Most of our endpoint switches are HP 2530 series. These switches seem to work correctly (phones on 3 different 2530's have restarted correctly today). It's older switches that have problems. We have one old 3Com 4200 and one 4210 that will not work. The service phone connected directly to the core switch mentioned earlier also would not work.
Question
At this point my best guess is that a Windows update on the dhcp server changed the behavior, but I can't see how. Or possibly the core switch is not handling that REQUEST packet correctly, but I'm sure that nothing changed there, and it doesn't explain why only certain endpoint switches are effected. How can I resolve this issue?
Update:
Here is a dhcp log excerpt from a failed phone:
10,03/06/15,12:40:40,Assign,10.1.2.158,,08000F197844,,3189088995,0,,, 11,03/06/15,12:40:40,Renew,10.1.2.158,,08000F197844,,3189088995,0,,, 12,03/06/15,12:40:41,Release,10.1.2.158,,08000F197844,,3189088995,0,,, 15,03/06/15,12:40:45,NACK,10.1.2.154,,08000F197844,,0,6,,, 15,03/06/15,12:40:45,NACK,10.1.2.154,,08000F197844,,0,6,,,
The 10.x.x.x addresses are the PC vlan (that choice pre-dates me at this place). Phones should get that kind of address at first, so that's expected. However, after the release message I also expect to find an offer for an address in the 192.168.16.x range, because I can see on the phone that an offer was accepted (unless I'm misinterpreting "ACC"). It's interesting that I never see the server try to issue an address like that, even though the phone thinks it received one.
I considered the idea there's a rogue dhcp server on the network (it hands out an address before the Windows server, but without the dhcp options needed by the phone to continue), but that doesn't explain why the phones work if and only if I completely remove any path to the PC vlan.
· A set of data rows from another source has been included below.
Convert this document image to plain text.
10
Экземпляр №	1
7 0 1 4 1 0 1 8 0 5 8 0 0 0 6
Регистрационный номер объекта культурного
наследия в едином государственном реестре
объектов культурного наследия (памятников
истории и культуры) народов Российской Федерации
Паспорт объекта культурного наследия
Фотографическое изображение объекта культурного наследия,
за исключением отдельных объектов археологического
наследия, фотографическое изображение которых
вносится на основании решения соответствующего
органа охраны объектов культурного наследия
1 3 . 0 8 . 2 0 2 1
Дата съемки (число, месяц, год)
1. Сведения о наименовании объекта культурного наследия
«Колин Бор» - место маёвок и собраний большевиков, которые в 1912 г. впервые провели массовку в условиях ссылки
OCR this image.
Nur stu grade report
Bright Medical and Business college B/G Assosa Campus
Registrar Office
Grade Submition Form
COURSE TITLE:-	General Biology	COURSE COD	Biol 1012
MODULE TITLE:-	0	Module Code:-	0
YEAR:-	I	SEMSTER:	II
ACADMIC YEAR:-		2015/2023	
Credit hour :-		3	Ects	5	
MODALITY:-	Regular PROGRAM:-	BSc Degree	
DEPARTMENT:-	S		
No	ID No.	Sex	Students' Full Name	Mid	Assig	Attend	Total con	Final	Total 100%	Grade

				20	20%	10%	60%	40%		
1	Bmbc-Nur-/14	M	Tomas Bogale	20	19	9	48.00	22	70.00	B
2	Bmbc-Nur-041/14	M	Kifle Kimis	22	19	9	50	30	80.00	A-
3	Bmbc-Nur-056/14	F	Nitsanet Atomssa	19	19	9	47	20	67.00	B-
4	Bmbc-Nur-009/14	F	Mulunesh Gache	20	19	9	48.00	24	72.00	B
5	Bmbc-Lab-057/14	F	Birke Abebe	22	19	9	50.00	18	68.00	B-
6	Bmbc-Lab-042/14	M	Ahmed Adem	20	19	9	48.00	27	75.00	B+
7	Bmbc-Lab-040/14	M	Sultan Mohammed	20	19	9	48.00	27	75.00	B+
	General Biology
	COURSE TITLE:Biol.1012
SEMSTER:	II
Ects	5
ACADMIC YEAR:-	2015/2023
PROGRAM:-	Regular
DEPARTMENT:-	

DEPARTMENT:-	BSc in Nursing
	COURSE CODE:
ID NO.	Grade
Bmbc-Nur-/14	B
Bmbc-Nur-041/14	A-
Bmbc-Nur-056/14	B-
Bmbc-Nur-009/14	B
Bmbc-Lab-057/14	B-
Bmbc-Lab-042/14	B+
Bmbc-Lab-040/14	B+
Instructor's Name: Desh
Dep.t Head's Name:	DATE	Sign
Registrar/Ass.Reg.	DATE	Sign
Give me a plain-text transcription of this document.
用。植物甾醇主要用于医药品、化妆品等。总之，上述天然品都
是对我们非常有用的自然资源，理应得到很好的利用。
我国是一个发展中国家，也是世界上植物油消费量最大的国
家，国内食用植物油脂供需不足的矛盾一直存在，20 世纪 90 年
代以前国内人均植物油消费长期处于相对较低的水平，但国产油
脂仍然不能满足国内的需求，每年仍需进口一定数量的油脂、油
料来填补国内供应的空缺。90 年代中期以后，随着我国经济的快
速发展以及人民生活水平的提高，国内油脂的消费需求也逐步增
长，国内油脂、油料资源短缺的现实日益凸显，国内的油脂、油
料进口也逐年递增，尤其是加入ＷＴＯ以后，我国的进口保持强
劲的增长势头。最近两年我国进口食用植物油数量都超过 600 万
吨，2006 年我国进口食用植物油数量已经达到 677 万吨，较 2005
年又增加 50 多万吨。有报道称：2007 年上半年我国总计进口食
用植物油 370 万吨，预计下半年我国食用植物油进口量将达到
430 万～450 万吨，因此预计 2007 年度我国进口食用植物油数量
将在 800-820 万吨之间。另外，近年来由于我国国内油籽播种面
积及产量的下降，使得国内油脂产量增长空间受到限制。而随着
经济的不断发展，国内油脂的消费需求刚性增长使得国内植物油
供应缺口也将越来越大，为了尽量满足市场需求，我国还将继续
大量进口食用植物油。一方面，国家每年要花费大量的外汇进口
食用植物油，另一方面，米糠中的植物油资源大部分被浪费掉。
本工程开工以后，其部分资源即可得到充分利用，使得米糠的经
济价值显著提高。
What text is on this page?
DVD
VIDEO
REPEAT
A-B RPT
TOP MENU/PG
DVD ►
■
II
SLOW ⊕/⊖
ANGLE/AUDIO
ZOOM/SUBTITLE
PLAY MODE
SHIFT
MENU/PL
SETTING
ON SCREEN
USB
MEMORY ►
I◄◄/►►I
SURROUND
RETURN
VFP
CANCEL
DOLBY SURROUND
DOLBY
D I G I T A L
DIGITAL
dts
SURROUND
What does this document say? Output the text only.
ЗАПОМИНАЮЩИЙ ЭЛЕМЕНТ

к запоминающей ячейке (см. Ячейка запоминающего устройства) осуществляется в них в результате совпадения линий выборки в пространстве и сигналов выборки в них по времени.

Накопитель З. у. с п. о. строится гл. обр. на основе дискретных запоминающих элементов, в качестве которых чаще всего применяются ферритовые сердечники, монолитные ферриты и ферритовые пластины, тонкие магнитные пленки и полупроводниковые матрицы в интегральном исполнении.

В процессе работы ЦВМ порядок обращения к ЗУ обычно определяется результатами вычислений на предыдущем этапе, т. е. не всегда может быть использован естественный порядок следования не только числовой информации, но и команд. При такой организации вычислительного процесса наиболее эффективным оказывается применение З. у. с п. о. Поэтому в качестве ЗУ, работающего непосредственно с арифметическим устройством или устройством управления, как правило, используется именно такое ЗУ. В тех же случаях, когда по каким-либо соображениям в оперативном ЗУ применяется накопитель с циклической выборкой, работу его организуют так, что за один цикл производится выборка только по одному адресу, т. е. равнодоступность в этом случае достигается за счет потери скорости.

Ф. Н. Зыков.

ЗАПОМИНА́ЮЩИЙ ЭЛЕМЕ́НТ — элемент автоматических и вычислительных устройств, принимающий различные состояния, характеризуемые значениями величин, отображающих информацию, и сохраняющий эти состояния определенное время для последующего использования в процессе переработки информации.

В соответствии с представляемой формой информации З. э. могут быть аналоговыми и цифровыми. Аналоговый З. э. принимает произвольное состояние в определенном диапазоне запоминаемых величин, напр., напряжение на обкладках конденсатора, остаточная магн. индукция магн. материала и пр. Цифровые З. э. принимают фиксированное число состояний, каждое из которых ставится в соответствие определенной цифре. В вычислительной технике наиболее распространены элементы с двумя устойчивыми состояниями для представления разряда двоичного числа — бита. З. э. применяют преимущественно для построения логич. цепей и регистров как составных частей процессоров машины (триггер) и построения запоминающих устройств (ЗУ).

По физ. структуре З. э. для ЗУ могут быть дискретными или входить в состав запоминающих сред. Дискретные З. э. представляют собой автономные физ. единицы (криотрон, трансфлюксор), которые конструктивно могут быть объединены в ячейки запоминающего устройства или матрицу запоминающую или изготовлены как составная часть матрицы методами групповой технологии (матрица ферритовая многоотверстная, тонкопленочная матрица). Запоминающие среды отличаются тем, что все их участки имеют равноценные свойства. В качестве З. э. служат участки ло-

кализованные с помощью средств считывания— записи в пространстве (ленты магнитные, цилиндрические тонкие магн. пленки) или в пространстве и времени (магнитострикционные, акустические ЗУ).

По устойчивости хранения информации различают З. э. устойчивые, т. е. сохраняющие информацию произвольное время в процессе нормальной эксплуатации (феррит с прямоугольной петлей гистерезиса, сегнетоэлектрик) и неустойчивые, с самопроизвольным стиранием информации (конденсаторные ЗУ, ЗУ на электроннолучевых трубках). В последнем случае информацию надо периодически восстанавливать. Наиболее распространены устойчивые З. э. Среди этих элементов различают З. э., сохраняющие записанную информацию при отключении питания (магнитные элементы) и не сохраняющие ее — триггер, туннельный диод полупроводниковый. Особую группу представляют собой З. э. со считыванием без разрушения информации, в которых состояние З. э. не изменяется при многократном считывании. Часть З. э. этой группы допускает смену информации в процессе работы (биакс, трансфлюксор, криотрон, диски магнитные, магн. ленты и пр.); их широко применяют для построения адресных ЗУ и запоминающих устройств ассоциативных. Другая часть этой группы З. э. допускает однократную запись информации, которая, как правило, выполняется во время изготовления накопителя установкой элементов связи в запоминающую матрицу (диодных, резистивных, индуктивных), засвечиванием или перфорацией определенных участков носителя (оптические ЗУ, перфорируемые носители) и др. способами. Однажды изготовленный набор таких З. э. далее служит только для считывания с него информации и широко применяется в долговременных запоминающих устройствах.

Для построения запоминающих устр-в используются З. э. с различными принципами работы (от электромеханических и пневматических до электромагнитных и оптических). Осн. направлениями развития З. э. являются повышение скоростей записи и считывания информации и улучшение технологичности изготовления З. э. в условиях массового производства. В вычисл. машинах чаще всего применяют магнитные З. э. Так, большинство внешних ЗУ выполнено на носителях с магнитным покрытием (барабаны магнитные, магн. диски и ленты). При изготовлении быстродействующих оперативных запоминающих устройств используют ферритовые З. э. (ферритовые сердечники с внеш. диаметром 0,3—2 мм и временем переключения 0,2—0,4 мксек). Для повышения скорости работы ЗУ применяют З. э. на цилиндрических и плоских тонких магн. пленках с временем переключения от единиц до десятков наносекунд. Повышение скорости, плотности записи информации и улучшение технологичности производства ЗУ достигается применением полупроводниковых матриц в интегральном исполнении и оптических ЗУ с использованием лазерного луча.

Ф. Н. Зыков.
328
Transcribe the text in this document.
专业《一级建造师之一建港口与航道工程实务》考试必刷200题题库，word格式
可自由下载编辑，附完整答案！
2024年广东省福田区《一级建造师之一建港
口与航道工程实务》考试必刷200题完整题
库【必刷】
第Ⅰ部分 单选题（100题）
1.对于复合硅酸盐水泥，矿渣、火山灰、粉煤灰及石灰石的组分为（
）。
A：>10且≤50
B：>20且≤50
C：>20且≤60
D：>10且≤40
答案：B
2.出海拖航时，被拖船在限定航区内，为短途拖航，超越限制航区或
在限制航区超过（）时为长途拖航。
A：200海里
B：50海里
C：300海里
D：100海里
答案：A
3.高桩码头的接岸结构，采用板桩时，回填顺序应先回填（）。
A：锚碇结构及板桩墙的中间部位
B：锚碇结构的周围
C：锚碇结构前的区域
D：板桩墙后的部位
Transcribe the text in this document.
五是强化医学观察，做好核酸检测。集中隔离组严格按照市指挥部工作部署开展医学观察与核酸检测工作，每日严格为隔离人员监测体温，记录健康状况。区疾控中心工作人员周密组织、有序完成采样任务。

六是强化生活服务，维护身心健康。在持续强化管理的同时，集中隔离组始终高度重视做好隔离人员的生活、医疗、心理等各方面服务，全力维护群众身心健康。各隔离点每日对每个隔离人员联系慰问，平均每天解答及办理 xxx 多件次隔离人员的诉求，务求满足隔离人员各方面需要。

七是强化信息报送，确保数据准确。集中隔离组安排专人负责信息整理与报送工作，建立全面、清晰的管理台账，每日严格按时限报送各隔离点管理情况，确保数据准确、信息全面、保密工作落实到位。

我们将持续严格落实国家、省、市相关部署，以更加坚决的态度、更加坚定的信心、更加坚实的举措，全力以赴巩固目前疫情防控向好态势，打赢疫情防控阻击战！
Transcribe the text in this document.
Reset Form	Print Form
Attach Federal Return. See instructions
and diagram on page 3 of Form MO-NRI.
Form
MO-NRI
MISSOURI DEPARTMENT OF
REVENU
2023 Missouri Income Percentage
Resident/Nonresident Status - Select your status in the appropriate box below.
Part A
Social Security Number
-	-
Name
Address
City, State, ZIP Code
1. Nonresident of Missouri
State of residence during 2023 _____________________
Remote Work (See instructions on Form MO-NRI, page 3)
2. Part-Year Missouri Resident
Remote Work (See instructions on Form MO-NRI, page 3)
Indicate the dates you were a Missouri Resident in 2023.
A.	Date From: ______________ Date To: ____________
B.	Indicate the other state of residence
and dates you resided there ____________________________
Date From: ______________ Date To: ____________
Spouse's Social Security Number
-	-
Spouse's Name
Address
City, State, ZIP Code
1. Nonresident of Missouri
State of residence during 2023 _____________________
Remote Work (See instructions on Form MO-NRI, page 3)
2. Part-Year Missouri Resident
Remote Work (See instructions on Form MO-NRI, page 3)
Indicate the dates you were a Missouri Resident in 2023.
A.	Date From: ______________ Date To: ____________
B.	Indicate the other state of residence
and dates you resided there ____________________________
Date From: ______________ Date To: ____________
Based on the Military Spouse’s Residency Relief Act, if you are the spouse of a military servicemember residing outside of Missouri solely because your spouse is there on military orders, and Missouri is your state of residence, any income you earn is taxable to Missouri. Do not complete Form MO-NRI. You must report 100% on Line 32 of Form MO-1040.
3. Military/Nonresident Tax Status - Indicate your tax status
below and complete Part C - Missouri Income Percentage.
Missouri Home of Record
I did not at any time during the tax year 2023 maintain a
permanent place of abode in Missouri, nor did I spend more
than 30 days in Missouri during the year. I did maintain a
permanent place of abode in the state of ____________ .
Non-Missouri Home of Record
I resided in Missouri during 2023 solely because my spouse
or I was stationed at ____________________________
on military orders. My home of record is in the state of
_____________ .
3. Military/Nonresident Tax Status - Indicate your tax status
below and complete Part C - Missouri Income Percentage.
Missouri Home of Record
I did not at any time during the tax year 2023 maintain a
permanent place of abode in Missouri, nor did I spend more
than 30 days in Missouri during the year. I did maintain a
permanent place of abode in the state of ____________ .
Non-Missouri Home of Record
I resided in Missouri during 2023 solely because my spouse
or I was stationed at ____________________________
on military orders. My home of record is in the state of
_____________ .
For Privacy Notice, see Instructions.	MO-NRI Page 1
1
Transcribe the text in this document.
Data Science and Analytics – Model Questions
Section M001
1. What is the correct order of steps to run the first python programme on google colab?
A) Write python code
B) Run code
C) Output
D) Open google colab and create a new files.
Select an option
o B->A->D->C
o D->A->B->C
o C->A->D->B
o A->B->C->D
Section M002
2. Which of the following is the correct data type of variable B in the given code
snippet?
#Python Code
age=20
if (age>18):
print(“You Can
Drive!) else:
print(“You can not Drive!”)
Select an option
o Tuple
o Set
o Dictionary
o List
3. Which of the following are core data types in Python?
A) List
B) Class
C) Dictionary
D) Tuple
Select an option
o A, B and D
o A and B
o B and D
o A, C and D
I'll test for it anyway in the morning by connecting my laptop to a port set for the phone vlan, but if anyone else has a better explanation in the meantime, I'd love to hear it.
Here's a copy of the switch config:
I fixed the problem today by removing the vlan tag for the phone vlan on the port connecting to our dhcp server. It's very strange to me that this worked, as other systems that use a similar scheme (aka: Wifi SSIDs using 802.1q) require the tag or clients cannot get addresses. It worked, so I won't look too hard, but I would be interested in seeing answers with theories for why this is the way it is.
You should consider running a packet capture on either side of the problematic switch(es) and then reviewing this in Wireshark. This will be able to tell you 1) if traffic is being intercepted by a rogue DHCP server (based on MAC address) and 2) if something is getting mangled or dropped (eg, maybe you need DHCP relay). This may require port mirroring, or the 3com may support capturing directly on the switch.
If you find that this issue pops up again, you may want to check the size of your DHCP scope and how many leases are in use. If old DHCP leases are not being destroyed, your server may think that there are no addresses left in the pool and be unable to assign new addresses. This is true even if there are no devices responding in the vlan. If your DHCP scope is 7 days, it could be up to 7 days before you are able to get a new lease. Likewise, changing your configuration around would resolve the issue because there would be a new range of addresses which could be dished out, or it may flush the leases depending on the configuration changes. I would suggest setting the lease lifetime to something very low, like an hour for that scope if this is the case. You can confirm this by manually removing a lease and seeing if a phone is now able to pick up a new address if the issue pops up again.